Environment

Research connects Drought with Declining Heavy Rains

Research connects Drought with Declining Heavy Rains

A drought is defined as “a lack of precipitation over an extended period of time (usually a season or more), resulting in a water shortage.” Drought indicators include precipitation, temperature, streamflow, ground and reservoir water levels, soil moisture, and snowpack.

A new study has linked subtle changes in Australia’s wettest weather to the occurrence of drought. Dr. Tess Parker of the Australian Research Council Centre of Excellence for Climate Extremes at Monash University led the study, which found that a few days less of heavy rainfall per year contributed to severe drought.

The study comes as the State of the Climate report, released today, indicates a long-term decrease in rainfall in southern Australia. The authors used 120 years of rainfall data from Australia to show that the absence of just 3-5 heavy rainfall days was typically responsible for well over half of the rainfall decline during previous droughts.

Droughts typically break in spectacular fashion because those heavy rain days return to excess, rather than just returning to normal. This shows that drought-breaking rains can also be down to relatively few, but heavy, rainfall events.

Dr. Parker

“The majority of the rainfall comes from these heavy rainfall days (above 20 mm/day), which are typically only 1-2 weeks’ worth of annual rainfall, if not less,” Dr. Parker explained. “However, it is the slight reduction in heavy rain, equivalent to around five or fewer days per year on average, that is responsible for the majority of the rainfall decline across Australia during previous droughts.”

The study also shows that when droughts end, it is due to the return of these days of heavy rain. However, they frequently result in wetter-than-normal conditions.

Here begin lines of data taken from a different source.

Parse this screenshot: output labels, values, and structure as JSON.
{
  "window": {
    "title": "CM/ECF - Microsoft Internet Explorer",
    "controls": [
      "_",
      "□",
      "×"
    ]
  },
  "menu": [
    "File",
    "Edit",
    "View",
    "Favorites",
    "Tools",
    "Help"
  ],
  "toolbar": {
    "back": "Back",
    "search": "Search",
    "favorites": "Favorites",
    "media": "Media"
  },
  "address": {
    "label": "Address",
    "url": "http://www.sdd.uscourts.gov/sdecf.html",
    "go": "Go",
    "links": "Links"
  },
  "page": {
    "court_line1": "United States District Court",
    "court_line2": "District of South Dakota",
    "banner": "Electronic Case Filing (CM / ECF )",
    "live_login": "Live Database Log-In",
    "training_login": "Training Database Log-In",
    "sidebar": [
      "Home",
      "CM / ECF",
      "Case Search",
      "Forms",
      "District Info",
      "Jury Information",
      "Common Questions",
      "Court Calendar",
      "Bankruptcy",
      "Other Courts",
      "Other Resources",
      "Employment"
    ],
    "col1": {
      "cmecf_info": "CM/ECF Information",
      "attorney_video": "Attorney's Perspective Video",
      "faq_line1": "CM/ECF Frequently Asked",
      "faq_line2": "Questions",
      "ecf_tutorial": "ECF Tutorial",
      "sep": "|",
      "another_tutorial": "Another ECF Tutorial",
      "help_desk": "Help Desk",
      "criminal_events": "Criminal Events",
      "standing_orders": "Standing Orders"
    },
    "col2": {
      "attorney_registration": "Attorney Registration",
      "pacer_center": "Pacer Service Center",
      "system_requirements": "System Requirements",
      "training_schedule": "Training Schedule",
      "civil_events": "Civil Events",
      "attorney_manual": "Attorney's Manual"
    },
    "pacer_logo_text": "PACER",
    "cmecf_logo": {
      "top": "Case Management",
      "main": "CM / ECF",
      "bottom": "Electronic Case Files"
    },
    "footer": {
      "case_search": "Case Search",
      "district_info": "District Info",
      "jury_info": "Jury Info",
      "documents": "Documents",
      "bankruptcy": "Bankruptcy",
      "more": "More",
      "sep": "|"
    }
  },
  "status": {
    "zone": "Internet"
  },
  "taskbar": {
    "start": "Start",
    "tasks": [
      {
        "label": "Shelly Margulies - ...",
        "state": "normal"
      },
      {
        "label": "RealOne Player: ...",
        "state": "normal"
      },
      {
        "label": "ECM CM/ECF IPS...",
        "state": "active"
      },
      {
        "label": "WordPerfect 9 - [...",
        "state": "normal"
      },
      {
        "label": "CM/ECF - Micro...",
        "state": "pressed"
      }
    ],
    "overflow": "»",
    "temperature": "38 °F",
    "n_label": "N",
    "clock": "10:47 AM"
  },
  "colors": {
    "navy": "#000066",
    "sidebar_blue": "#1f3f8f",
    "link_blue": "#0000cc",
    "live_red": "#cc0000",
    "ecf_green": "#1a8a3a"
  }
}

“Droughts typically break in spectacular fashion because those heavy rain days return to excess, rather than just returning to normal. This shows that drought-breaking rains can also be down to relatively few, but heavy, rainfall events,” Dr. Parker said.

Research-connects-Drought-with-Declining-Heavy-Rains-1
Research connects Drought with Declining Heavy Rains

“In wetter climates, like on the east coast, it’s days with rainfall above 50 mm that make the biggest difference.”

Dr. Parker described the significance of the result lies in the links that can be made to rain-bearing weather systems that cause the heavy rainfall that make and break droughts.

“Our study has isolated the importance of days of heavy rainfall for drought development and recovery. Now this is known, we can begin to investigate the types of weather systems related to these heavy rainfall days, which will reveal a lot about important meteorological processes that send us into and out of drought,” Dr. Parker said.

According to the BOM, of all the climate challenges to afflict Australia, drought is one of the most feared, and costly. Much of southern Australia experienced a prolonged Millennium drought 1997–2010. Apart from crop failure and stock loss, droughts set the scene for bushfires, dust storms, and land degradation.

“Effective monitoring and prediction is required to manage and mitigate the socioeconomic effects of drought. This requires knowledge of how droughts begin, develop and recover, and the underlying processes related to these stages of drought,” Dr. Parker said.